15601 equal divisions of the octave (abbreviated 15601edo or 15601ed2), also called 15601-tone equal temperament (15601tet) or 15601 equal temperament (15601et) when viewed under a regular temperament perspective, is the tuning system that divides the octave into 15601 equal parts of about 0.0769 ¢ each. Each step represents a frequency ratio of 21/15601, or the 15601st root of 2. It is the denominator of the next convergent for log23 past 665, before 31867, and has a fifth which is 0.000002 cents stretched.

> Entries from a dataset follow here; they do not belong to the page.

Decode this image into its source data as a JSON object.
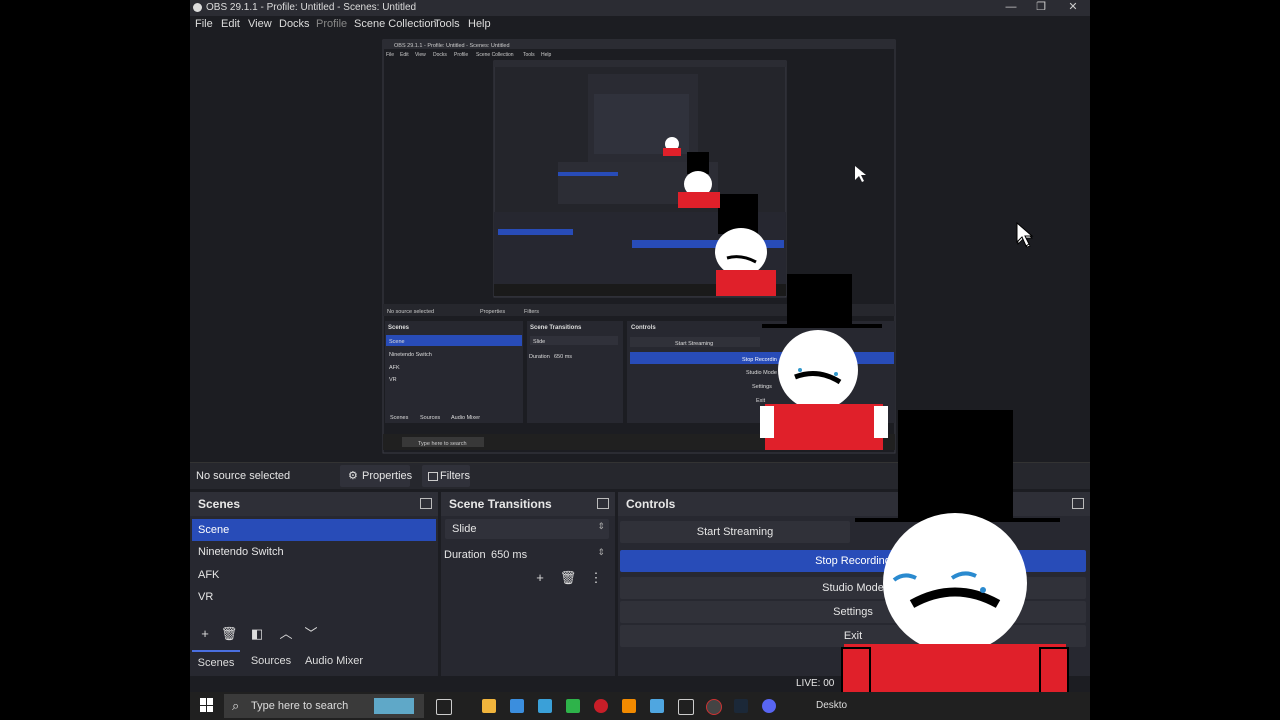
{
  "titlebar": {
    "title": "OBS 29.1.1 - Profile: Untitled - Scenes: Untitled",
    "minimize": "—",
    "restore": "❐",
    "close": "✕"
  },
  "menu": {
    "file": "File",
    "edit": "Edit",
    "view": "View",
    "docks": "Docks",
    "profile": "Profile",
    "scene_collection": "Scene Collection",
    "tools": "Tools",
    "help": "Help"
  },
  "source_bar": {
    "status": "No source selected",
    "properties": "Properties",
    "filters": "Filters"
  },
  "scenes": {
    "header": "Scenes",
    "items": [
      "Scene",
      "Ninetendo Switch",
      "AFK",
      "VR"
    ],
    "selected": "Scene"
  },
  "transitions": {
    "header": "Scene Transitions",
    "type": "Slide",
    "duration_label": "Duration",
    "duration_value": "650 ms"
  },
  "controls": {
    "header": "Controls",
    "start_streaming": "Start Streaming",
    "stop_recording": "Stop Recording",
    "studio_mode": "Studio Mode",
    "settings": "Settings",
    "exit": "Exit",
    "live_status": "LIVE: 00"
  },
  "bottom_tabs": {
    "scenes": "Scenes",
    "sources": "Sources",
    "audio_mixer": "Audio Mixer"
  },
  "taskbar": {
    "search_placeholder": "Type here to search",
    "desktop": "Deskto"
  },
  "nested_preview": {
    "title": "OBS 29.1.1 - Profile: Untitled - Scenes: Untitled",
    "menu": [
      "File",
      "Edit",
      "View",
      "Docks",
      "Profile",
      "Scene Collection",
      "Tools",
      "Help"
    ],
    "status": "No source selected",
    "properties": "Properties",
    "filters": "Filters",
    "scenes_header": "Scenes",
    "scenes": [
      "Scene",
      "Ninetendo Switch",
      "AFK",
      "VR"
    ],
    "transitions_header": "Scene Transitions",
    "transition": "Slide",
    "duration_label": "Duration",
    "duration_value": "650 ms",
    "controls_header": "Controls",
    "start_streaming": "Start Streaming",
    "stop_recording": "Stop Recordin",
    "studio_mode": "Studio Mode",
    "settings": "Settings",
    "exit": "Exit",
    "tabs": [
      "Scenes",
      "Sources",
      "Audio Mixer"
    ],
    "search": "Type here to search"
  },
  "colors": {
    "selected": "#284cb8",
    "accent_red": "#e0202a",
    "bg": "#1c1d22"
  }
}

This system is at its best behavior in the 2.3.19.23 subgroup.

### Prime harmonics

Approximation of prime harmonics in 15601edo
Harmonic 2 3 5 7 11 13 17 19 23 29 31
Error Absolute (¢) +0.0000 +0.0000 -0.0308 +0.0351 +0.0313 +0.0338 +0.0379 +0.0064 -0.0069 -0.0278 -0.0320
Relative (%) +0.0 +0.0 -40.0 +45.6 +40.7 +44.0 +49.2 +8.3 -9.0 -36.2 -41.7
Steps
(reduced)
15601
(0)
24727
(9126)
36224
(5022)
43798
(12596)
53971
(7168)
57731
(10928)
63769
(1365)
66272
(3868)
70572
(8168)
75789
(13385)
77290
(14886)

### Subsets and supersets

15601edo is the 1819th prime edo.

31202edo, which doubles 15601edo, provides a good correction to harmonics 5, 7, 11, 13 and 17. 78005edo, which slices each step of 15601edo in five, is notable for an exceptional approximation quality of the 5-limit.